How to A/B Test Revenue, Duration & AOV
Most A/B testing tools assume every metric is a conversion rate. Revenue per user, session duration, and order value follow different rules. Here is how to handle them.
Your A/B testing tool asks for a conversion rate and a sample size. You enter the numbers, run the test, and get a p-value. Simple enough when you are measuring click-through rates or purchase rates, where each user either converts or does not.
But what happens when you want to test revenue per user, average order value, or session duration? These are not binary outcomes. Each user generates a number, not a yes or no. Most users might generate zero (they did not buy anything), while a handful generate very large values. The statistical approach changes in ways that catch teams off guard.
The biggest difference: you cannot derive variance from a single rate. You need the standard deviation of your metric, computed from real per-user data. Without it, your sample size estimate is meaningless and your significance test is unreliable.
This article covers three things: how significance testing differs for these metrics, how to size your experiment correctly, and most importantly, how to build the per-user data array you need so you can calculate the standard deviation for your specific metric.

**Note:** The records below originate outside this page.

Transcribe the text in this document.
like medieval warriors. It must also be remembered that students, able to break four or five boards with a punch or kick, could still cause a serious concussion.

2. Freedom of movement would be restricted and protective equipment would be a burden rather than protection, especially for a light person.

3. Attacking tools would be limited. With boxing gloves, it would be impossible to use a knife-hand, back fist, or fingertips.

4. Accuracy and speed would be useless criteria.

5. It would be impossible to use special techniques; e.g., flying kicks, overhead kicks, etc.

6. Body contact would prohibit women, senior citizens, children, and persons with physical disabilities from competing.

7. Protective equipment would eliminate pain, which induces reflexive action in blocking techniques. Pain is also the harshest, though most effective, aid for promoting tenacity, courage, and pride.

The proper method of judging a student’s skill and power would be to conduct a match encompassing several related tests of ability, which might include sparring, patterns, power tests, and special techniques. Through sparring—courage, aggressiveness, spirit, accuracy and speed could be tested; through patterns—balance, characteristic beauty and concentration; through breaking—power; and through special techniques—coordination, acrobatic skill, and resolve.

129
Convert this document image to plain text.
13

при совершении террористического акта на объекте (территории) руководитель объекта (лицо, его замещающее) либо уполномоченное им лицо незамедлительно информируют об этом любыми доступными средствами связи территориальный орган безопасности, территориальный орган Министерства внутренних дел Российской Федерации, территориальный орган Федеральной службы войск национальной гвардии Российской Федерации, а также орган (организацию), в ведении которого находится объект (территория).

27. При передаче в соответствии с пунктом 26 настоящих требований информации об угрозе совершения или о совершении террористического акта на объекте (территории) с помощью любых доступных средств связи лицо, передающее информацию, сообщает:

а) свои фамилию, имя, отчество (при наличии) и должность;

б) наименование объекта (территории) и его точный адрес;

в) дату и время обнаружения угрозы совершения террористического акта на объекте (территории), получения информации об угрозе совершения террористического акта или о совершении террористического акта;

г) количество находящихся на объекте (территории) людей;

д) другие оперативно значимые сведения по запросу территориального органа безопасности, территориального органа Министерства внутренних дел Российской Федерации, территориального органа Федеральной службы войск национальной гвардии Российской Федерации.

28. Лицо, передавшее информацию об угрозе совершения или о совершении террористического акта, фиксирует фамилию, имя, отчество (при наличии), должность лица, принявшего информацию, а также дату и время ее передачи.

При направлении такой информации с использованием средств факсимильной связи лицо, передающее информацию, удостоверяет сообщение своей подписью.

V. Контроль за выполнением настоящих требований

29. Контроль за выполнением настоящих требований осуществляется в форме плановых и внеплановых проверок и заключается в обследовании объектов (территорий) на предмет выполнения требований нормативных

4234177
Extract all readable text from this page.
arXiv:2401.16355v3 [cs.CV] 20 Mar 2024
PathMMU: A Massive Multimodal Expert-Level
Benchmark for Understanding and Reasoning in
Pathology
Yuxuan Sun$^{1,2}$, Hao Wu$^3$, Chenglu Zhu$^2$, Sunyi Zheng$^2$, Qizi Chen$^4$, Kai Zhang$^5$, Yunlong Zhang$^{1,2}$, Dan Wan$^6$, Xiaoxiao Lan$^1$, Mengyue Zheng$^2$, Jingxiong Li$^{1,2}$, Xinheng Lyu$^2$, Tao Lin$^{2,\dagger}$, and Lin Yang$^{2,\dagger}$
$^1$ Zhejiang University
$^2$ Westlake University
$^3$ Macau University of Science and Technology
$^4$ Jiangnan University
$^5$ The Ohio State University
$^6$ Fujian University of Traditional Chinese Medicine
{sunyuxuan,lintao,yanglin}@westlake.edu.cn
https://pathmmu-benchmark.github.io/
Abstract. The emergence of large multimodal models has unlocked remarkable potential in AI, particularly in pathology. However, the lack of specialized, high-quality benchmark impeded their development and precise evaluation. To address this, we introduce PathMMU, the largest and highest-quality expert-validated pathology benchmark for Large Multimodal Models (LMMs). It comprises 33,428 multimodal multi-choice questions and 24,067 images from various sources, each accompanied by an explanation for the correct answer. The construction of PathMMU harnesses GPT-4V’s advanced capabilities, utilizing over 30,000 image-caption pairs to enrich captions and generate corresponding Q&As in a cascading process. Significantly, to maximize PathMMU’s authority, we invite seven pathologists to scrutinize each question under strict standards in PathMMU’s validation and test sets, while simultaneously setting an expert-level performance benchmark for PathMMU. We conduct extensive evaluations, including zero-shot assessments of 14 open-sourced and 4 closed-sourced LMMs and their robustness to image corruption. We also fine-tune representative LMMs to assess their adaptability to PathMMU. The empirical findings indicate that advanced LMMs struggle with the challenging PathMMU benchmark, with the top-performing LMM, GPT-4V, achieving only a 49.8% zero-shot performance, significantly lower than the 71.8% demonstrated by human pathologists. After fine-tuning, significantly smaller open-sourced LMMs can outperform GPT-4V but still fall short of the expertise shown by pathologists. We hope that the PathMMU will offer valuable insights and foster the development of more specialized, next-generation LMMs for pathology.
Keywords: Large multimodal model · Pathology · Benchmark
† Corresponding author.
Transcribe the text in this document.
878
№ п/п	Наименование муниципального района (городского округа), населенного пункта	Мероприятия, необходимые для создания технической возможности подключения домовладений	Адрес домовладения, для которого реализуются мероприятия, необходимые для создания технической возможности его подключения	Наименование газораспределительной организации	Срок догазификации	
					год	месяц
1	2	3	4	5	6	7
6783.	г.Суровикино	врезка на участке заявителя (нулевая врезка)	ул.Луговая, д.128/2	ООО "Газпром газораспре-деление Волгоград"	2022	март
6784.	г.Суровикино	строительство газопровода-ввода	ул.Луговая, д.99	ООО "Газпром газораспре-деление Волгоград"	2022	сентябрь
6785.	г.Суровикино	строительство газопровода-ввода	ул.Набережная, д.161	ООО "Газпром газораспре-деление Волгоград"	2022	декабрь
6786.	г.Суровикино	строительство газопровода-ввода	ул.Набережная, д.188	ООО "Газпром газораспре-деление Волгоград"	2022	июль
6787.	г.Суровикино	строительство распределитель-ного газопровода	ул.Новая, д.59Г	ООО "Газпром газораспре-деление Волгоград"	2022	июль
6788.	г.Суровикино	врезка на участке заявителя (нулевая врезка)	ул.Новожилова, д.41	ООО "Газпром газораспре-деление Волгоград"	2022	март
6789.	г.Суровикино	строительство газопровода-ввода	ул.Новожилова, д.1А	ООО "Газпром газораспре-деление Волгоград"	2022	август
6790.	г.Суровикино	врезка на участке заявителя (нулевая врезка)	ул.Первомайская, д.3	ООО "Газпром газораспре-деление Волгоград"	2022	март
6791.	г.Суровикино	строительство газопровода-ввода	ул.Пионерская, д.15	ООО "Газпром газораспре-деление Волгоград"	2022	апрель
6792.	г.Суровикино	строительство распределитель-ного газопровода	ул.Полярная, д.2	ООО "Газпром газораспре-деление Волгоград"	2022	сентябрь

Why Conversion Rate Rules Don't Apply Here
Binary metrics (conversion rate, click-through rate) record a 0 or 1 per user. The variance is fully determined by the rate itself: p(1 - p). A z-test handles the comparison. No additional data is needed beyond the counts of successes and totals.
Continuous metrics (revenue, order value, session duration, pages per visit, active days) record a number per user. Most of the distribution clusters near zero while a few outliers sit far to the right. The variance of this distribution depends entirely on how spread out the values are, and you cannot know that without looking at the actual data. The appropriate significance test is a two-sample t-test.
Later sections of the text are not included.